2 thoughts on “Diary of an English Teacher in His Penultimate Year, Redux: When is a Frog Just a Frog?”
It’s an important dialog, for sure. I am certainly less aware of the appropriations of otherwise innocent symbols for use as monikers for bad things. Pepe has been weaponized by some evil people. A weapon to perpetuate an evil cause. In the absence of universal response to take it back and make it innocent again, it will continue to be weaponized – intentionally or not. Perhaps it’s an unintended consequence of the technological advances and broad adoption of an ever growing library of cheap/free/easy-to-use electronic tools? Think back to when it cost a lot of money to get people’s attention with media. Ideas went viral much slower and with more effort. Now, it’s free and available to anyone and there’s a lot of smart, self-learning machines in the background helping promote that media content. Human nature is weird. If you have enough people who give something enough attention and share it with others, it all of a sudden has impact that may not be linked to it’s original design intent. Once something goes viral, there’s no taking it back.

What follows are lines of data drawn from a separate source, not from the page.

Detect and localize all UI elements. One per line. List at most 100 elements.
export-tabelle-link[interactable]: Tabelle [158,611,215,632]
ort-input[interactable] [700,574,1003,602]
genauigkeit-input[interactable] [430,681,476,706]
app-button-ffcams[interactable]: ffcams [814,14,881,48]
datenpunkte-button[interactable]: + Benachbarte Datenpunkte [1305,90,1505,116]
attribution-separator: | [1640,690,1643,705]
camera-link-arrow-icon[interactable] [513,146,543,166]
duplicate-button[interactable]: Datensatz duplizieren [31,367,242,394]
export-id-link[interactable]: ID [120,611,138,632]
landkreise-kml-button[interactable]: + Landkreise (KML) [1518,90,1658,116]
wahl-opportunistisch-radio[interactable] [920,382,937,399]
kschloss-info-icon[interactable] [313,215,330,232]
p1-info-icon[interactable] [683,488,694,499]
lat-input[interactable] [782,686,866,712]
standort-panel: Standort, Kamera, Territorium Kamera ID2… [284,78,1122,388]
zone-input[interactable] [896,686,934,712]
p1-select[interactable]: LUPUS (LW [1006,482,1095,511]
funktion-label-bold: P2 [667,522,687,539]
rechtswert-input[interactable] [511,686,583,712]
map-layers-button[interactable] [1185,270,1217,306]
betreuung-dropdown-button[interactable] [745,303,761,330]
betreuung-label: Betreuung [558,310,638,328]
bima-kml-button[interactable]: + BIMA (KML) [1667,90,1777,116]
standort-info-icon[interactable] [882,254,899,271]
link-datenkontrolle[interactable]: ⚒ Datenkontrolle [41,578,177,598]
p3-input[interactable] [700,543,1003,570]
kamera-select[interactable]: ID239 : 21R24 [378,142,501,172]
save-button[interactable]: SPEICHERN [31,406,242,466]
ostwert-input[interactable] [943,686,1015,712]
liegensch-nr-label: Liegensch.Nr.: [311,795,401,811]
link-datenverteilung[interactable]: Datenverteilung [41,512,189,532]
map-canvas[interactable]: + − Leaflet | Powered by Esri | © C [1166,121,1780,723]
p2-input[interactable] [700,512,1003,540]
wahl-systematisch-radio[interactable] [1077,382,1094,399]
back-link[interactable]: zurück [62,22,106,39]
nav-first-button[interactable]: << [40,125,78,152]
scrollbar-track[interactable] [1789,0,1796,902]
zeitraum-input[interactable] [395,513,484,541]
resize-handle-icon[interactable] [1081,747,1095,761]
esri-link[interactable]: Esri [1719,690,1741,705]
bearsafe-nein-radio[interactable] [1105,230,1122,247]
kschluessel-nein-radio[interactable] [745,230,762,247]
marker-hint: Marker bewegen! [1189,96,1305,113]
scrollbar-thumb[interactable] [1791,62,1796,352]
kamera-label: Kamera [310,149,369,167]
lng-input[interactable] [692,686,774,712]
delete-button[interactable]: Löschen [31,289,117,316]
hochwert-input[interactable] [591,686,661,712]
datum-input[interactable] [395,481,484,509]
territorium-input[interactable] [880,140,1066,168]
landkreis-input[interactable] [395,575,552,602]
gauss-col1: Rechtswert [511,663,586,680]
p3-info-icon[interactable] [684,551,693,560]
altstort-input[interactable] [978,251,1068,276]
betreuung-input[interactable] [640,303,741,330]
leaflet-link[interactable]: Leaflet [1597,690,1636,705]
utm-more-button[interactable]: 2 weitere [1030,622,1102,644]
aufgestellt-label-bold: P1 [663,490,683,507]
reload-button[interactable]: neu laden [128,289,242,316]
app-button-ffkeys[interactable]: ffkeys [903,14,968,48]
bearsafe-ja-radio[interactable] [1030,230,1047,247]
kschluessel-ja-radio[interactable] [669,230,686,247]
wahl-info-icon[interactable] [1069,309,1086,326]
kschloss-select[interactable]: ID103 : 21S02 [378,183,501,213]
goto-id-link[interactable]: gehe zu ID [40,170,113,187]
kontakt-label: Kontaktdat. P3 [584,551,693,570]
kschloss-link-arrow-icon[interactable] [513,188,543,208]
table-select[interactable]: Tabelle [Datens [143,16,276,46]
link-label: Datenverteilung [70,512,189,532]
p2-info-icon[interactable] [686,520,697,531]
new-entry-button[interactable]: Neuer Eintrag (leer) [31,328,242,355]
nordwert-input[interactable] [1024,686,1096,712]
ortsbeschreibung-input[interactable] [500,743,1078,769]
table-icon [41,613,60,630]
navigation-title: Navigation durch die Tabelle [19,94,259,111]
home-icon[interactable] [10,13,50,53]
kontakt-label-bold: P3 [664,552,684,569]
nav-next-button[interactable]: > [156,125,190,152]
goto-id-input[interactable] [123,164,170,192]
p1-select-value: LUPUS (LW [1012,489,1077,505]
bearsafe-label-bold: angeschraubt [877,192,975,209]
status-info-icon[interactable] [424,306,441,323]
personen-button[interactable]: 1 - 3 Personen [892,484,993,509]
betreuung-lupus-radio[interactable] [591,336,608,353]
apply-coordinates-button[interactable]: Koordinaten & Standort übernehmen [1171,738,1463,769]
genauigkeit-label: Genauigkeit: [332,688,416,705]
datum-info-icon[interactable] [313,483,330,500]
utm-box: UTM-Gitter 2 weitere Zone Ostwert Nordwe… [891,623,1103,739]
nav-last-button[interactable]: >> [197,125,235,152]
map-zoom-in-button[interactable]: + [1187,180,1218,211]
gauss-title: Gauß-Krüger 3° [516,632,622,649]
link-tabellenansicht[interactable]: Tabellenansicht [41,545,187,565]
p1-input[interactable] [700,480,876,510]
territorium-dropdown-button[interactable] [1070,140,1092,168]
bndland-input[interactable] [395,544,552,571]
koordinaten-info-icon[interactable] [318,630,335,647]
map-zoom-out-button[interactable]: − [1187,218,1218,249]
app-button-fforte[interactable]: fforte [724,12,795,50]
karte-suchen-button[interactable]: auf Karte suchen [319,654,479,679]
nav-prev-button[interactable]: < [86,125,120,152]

There’s no accountability to anyone sharing, viewing or hosting the misappropriation. I guess what makes me sad about this is that so many choose to live in fear of an image of a frog. A counter-opposition to take Pepe back as innocent, in theory, could be effective – but it’s not likely to happen. Individual resolve to retract the appropriation could defeat evil Pepe. If school leadership is cowering at the fear of evil Pepe, it might have the effect of unintentionally supporting it by giving it validity.
Thanks for this thoughtful, nuanced response, Greg.